You are finally making good on the promise you made to yourself 19 years ago. At the end of a difficult battle with cancer, your mother moved into a hospice care facility. After experiencing this type of care and the attention of some wonderful volunteers, you vowed that someday you would go back to the hospice care facility and volunteer your time.
Nearly 20 years ago, you and your sister had promised you would try to keep her at home, but the physical demands of that promise became too great. So, following the advice of a nurse who had known your mother for quite some time you contacted hospice services.
Initially, they two served your mother at home, but during the last 10 days of her life it became necessary to move her onto the floor of a hospice care facility. It was a difficult decision, but it was the right one.
You were immediately impressed with the care that your mother received. The staff was able to keep your mother comfortable and pain-free. When it became evident that the pain, in fact, may have been the only thing keeping her alive, the staff nurses informed both you and your sister that your mother may not have much longer to live.
True to their observation, your mother died peacefully in her sleep a couple of nights later.
Finding Comfort at a Hospice Care Facility Benefits the Patient and the Family
It is likely that if everyone could have their choice they would like the opportunity to leave this life peacefully in his or her sleep. And while most people indicate that they want to die at home, only one in four end up doing so. the reality is that the options we want for our end of life decisions are not always available. For patients who have been given a dire prognosis, however, family members may be able to make a decision that can feel almost like staying at home.

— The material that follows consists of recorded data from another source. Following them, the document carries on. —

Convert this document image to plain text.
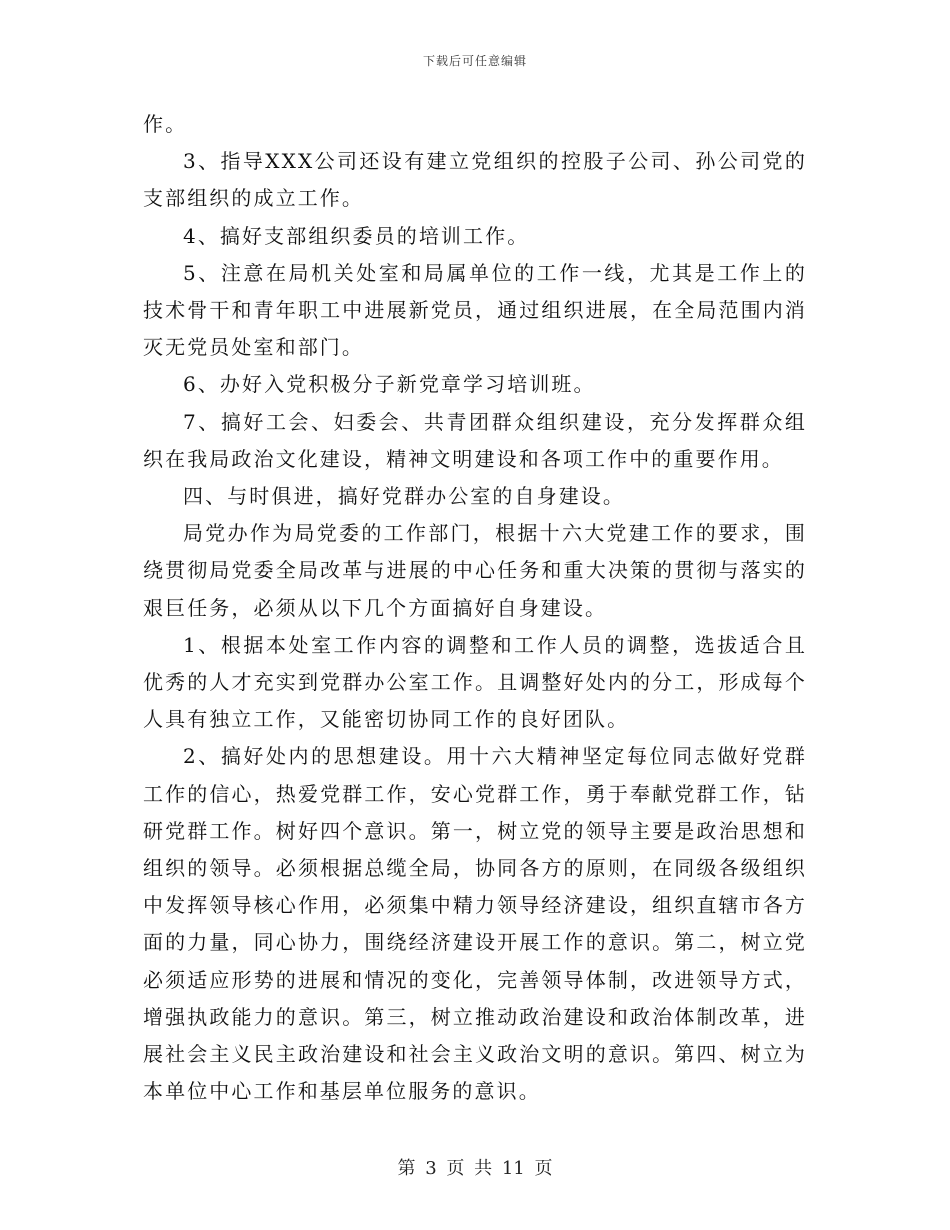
下载后可任意编辑

作。

3、指导XXX公司还设有建立党组织的控股子公司、孙公司党的支部组织的成立工作。

4、搞好支部组织委员的培训工作。

5、注意在局机关处室和局属单位的工作一线，尤其是工作上的技术骨干和青年职工中进展新党员，通过组织进展，在全局范围内消灭无党员处室和部门。

6、办好入党积极分子新党章学习培训班。

7、搞好工会、妇委会、共青团群众组织建设，充分发挥群众组织在我局政治文化建设，精神文明建设和各项工作中的重要作用。

四、与时俱进，搞好党群办公室的自身建设。

局党办作为局党委的工作部门，根据十六大党建工作的要求，围绕贯彻局党委全局改革与进展的中心任务和重大决策的贯彻与落实的艰巨任务，必须从以下几个方面搞好自身建设。

1、根据本处室工作内容的调整和工作人员的调整，选拔适合且优秀的人才充实到党群办公室工作。且调整好处内的分工，形成每个人具有独立工作，又能密切协同工作的良好团队。

2、搞好处内的思想建设。用十六大精神坚定每位同志做好党群工作的信心，热爱党群工作，安心党群工作，勇于奉献党群工作，钻研党群工作。树好四个意识。第一，树立党的领导主要是政治思想和组织的领导。必须根据总缆全局，协同各方的原则，在同级各级组织中发挥领导核心作用，必须集中精力领导经济建设，组织直辖市各方面的力量，同心协力，围绕经济建设开展工作的意识。第二，树立党必须适应形势的进展和情况的变化，完善领导体制，改进领导方式，增强执政能力的意识。第三，树立推动政治建设和政治体制改革，进展社会主义民主政治建设和社会主义政治文明的意识。第四、树立为本单位中心工作和基层单位服务的意识。

第 3 页 共 11 页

When in-home care is no longer feasible, many families make the decision to move their loved one into a hospice care services location. With permission to forgo extreme measures to save a life, hospice staff members can focus on keeping the patient comfortable. No more stringent rules about diet and restricted visiting hours, a hospice environment is focused on both the patient’s comfort and care, as well as the family.
Senior In Home Care Is Not an Option in all Locations
For aging parents and grandparents who live in very small towns that are a distance from a larger community, in home care is sometimes difficult to find. And while a 2014 study by the National Hospice and Palliative Care Organization indicated that 58.9% of hospice patients received hospice care at home, very comfortable and respectful care can also be found in senior housing centers that have an attached or cooperating hospice care facility.
Even though families may have every intent of caring for their loved ones at home, research indicates that an estimated 70% of people currently turning 65 will require long-term care at some point in their lifetime. In most cases, this long-term care will be receive care for an average of three years. Finding that perfect location for the long-term care can, however, be a challenge.
Interestingly enough, a fairly new career is centered on helping families make the best choices for their aging loved ones. Sometimes called a life transition coach these providers help families find the best solutions for every individual situation. Given a budget and understanding the kind of insurance that is available, these transition coaches can provide the best one or two options for moving a parent or grandparent out of their own home and into a care facility. Some things in life are difficult to prepare for. Finding someone who can help you make the best choices can be a move in the right direction.
Whether your family is looking at hospice care or retirement living options, many families find that facilities that provide a variety of levels of care can make future transitions easier. No move out of a long time family home is easy, but careful planning can make it better.